Shooting video above the Arctic Circle is not for the faint of heart.
It all started with an e-mail from Charlie Moore of "360": Would Neil Hallsworth and I like to spend six months filming around the world ... without being shot at? Hell yes!
We had both spent the better half of the previous year covering regions of the world where the bullet was favored over the ballot. Of course, there was one small catch with this new venture. It was to be CNN's first big foray into the world of high-definition video, which meant I would have to figure out how to use this new equipment on the fly.
Not to worry, with cameras and support gear I got onto a plane (on my birthday), armed with the camera manual as my reading matter, and headed for Rio de Janeiro, Brazil, to meet up with "Lord" Hallsworth, and then into the Amazon. It was wet, very wet.
Hallsworth and I both went on the journey so we would have two cameras gathering pictures from two photographers with polar opposite ideas. We would work in the same space filming -- one wide lens and one tight -- to provide some varied and interesting views and images.
The Amazon left a lasting impression on me.
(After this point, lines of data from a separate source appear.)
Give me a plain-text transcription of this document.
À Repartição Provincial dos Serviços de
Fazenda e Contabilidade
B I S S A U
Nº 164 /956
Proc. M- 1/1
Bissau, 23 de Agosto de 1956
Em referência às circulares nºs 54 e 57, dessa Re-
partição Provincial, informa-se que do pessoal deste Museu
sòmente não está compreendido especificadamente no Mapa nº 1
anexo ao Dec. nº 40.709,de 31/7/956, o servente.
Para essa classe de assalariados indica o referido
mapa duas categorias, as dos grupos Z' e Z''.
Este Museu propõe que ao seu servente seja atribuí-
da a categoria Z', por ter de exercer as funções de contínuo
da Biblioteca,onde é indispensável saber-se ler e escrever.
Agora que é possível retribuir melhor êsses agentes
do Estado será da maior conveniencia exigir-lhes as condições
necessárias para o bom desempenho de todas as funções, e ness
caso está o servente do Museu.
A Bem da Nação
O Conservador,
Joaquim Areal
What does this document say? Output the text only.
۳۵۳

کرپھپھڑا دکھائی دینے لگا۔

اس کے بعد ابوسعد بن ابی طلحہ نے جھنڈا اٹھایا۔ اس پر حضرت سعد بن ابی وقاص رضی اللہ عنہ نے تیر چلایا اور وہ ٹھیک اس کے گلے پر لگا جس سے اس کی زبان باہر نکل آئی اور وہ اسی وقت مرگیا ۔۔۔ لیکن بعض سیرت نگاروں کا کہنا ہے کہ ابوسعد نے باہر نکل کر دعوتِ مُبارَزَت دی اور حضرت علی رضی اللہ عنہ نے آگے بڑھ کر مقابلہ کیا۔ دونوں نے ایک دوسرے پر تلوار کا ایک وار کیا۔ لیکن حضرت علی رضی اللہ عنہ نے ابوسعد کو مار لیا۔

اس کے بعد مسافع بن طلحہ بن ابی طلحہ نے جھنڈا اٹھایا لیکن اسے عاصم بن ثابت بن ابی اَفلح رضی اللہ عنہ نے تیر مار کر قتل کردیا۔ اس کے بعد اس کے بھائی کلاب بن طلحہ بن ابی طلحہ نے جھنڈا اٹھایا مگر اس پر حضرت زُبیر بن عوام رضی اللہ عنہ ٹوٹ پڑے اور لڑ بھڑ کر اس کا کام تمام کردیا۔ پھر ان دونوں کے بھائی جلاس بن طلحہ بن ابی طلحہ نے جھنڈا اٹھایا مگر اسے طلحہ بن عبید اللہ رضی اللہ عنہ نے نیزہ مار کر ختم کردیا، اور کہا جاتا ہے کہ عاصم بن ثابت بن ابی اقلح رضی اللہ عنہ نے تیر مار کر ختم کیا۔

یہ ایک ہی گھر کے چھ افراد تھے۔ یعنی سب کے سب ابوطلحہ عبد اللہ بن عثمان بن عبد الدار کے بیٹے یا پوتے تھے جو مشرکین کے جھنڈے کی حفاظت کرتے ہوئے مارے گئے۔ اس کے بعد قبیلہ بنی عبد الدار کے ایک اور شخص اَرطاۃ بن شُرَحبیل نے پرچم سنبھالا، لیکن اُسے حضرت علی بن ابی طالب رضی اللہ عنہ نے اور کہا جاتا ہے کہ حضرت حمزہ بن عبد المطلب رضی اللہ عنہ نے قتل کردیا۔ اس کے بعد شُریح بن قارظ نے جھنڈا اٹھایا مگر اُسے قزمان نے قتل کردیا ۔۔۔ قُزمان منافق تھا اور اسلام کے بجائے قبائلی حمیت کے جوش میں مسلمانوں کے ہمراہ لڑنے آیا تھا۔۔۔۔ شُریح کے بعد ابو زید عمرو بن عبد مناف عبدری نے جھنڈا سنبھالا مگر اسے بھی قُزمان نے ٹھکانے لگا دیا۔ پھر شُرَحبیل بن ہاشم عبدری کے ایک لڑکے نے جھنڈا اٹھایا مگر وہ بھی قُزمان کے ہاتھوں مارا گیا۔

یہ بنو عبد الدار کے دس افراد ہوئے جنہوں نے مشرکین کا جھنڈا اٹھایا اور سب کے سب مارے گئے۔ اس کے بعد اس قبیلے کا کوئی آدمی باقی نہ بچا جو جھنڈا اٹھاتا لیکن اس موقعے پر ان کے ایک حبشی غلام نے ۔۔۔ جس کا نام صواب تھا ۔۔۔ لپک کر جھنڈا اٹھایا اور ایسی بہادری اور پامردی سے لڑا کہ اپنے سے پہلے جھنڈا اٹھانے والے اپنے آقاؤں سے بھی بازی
So much so, in fact, that I still have a little worm crawling around in my leg.
From Brazil it was on to Southeast Asia -- Thailand, Cambodia and Burma. Here we used a "hidden cam" -- a camera the size of a shirt button -- to catch vendors selling endangered species.
The small cameras took a little getting used to. The first time out, in a small border town in Burma, with Charlie (one of the producers) looking to acquire illegal tiger skins, we wound up with some very fine video of the ceiling. Ever intrepid, we returned and got what we needed.
Yes, that's me hugging a baby polar bear.
As we were leaving Burma, I was told the last photographer who had gone undercover in that country was still in jail. Hmmm, perhaps I should have been told this beforehand. Well, that is where the warm tropical weather ended for a while.
We were off to film some polar bears in Alaska. I have selectively forgotten the name of the town, as it is a Dry Town. We found, darted and tagged the bears and I even got to hug a baby polar bear, the first time in my life I put my camera down and picked up my subject for a photo-op.
We then visited Greenland, within the Artic Circle. The landscape is so stark, when you look around you have the feeling of standing on top of a great white ball. Now I have pottied in many places and varied conditions, but never had I been to a "shiggloo", which is a toilet seat on top of an ice hole with a few blocks of ice to stop the whistling wind.
Here we also did the first live transmission from the Artic via broadband (or any means). The picture was so good that Anderson was able to open that night's "360". Yes it was cold, very, very cold.
Finally, warm weather again, as we went into Africa and a vanishing lake in Chad. It was extremely hot and dusty, with long rides through never-ending soft white sand. The sun never ever set; it simply faded away at the end of each day.
Chad was the first place I had ever had to help jump start a plane. A small four-seater was supposed to take us over Lake Chad to film. It arrived, so in we went.
"Merda," the pilot said. With my limited French, I knew that was not good. "We jump start," the pilot said. We got the battery from our vehicle and did what was required.
The next stop in our journey was Madagascar. Here we participated in a RAP (Rapid Assessment Program -- scientists gather a lot of information very quickly) or as Neil and I would come to say -- Rapidly Acquiring Pictures.
Then we went back to the USofA and Yellowstone and the wolves. Finally off to China to see where all the wildlife we had been filming thus far was being consumed.
The amusing moment here was when a plate of penis from many kinds of animals was placed on the restaurant table for consumption. And here I leave you to imagine the comments that filled the air. I do not need another trip to human resources.
From there, Hallsworth went to the South Pacific and I went to India. Interesting filming. Let's put it this way -- getting a fairly long shot of a beach or river scene in Mumbai without someone going to the toilet is challenging.
Enough said about all this. I, like you, await the final documentary. From what I am hearing, it should be epic. All I ask for now is another war to go cover.